Marketing Advice for School’s latest annual school marketing survey showed that state schools in England have an average marketing budget of around £10,000, an increase of five per cent over the previous year. This is a tiny part of the overall budget of a school, especially given that marketing is playing a more and more vital part in driving a school’s success.
Hang on a moment though – why do schools even need marketing budgets – or marketing at all? This is a question I’m often asked by school leaders to justify the very idea!
Part of the problem is that marketing for many is synonymous with PR executives swigging champagne (thanks Absolutely Fabulous!) or the sort of expensive advertising campaigns with dancing meerkats that bookend Coronation Street.

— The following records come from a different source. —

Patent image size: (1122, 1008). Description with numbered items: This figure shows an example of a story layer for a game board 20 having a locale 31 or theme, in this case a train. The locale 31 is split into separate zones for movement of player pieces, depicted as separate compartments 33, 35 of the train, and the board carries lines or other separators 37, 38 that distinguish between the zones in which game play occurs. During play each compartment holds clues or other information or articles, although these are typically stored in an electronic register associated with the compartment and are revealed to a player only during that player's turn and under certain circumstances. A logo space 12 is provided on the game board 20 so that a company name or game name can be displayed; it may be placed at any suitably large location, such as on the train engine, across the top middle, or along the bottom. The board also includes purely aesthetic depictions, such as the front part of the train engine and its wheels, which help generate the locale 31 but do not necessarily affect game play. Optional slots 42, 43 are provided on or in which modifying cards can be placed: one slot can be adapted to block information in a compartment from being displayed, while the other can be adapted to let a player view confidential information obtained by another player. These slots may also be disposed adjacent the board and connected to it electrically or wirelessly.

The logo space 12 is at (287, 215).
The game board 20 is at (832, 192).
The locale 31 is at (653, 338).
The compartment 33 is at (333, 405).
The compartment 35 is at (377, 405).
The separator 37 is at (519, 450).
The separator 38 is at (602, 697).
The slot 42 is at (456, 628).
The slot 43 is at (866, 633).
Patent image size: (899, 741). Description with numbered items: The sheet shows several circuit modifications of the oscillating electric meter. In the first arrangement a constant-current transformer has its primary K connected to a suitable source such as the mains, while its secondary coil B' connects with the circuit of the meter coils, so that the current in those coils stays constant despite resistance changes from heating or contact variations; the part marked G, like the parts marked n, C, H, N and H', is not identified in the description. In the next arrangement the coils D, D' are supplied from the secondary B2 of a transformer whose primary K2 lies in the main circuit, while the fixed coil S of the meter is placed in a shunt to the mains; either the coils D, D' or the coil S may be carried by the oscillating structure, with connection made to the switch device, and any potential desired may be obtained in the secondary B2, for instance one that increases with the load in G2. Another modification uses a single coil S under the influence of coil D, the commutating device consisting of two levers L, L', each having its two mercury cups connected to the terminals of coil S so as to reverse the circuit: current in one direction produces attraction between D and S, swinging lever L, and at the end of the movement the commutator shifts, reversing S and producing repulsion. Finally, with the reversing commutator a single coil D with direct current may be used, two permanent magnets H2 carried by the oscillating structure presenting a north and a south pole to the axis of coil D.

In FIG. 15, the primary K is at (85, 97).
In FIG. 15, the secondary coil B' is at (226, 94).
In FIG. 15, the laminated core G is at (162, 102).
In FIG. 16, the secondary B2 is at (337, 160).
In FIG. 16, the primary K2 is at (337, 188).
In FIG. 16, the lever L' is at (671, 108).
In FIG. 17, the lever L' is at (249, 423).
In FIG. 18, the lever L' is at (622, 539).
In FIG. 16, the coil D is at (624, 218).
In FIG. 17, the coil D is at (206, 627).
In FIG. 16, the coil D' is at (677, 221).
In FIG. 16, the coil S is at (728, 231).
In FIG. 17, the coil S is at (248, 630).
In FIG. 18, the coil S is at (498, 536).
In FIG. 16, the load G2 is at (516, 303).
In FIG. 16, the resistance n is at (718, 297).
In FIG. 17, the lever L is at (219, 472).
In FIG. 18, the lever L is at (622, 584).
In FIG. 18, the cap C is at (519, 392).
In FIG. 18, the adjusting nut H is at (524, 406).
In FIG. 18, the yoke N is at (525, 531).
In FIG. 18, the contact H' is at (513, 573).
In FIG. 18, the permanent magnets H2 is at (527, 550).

The fact though is that all schools face challenges – recruiting and retaining enough students to deliver a full budget, recruiting the best teachers in a highly competitive market, creating strong links with diverse communities and demonstrating the great things you are doing to gain the trust of parents. And that’s without considering new challenges such as fundraising from community groups and manging the reputation of a school or trust. All these are marketing challenges – especially if you consider the following definition of marketing, ‘The process of listening to and meeting the needs of your community’.
So, how can you make a £10,000 (or smaller) budget achieve these things? Here are some ideas:
- Find out who matters to your school You can waste a lot of money targeting the wrong people. A quick way to do this is to list all the stakeholder groups that matter to your school and then identify the ones that aren’t listening to you, answering your calls or responding to your adverts. You need to focus your efforts here.
- Find out what they want from your school You need to conduct research to inform what you do next. Small focus groups or surveys are a good way to start.
- Make creative changes to meet their needs Don’t be frightened to try new things. For some schools this can be as simple as communicating what you do already better. For others, you might need to offer different subjects, engage with parents outside the school gates or share your expertise with feeder schools.
- Share what you are doing creatively and cheaply All schools do great things every day but this is often lost. Setting up a student or staff news team, creating relevant social media accounts or introducing an email newsletter are all really cheap ways of enabling this – and don’t sign up to any advertising unless you’re really sure it’s needed, even if it involves meerkats.
- Reflect and improve Don’t follow the route of Victorian industrialist Lord Lever, who famously said ‘half my advertising works – I wish I knew which half’. Digital communication gives you lots of data to analyse as a matter of course but you should also make sure to keep asking and surveying all stakeholders to make sure of value for money.
Can you do all this yourself? If you feel challenged, a good first step is to take a school marketing course – for as little as £200 you can get great initial advice. You might then want to hire external experts, such as photographers or designers, but if you have ambitions to move your school forward or to work towards a senior position in a MAT it’s well worth taking time to develop your own marketing skills.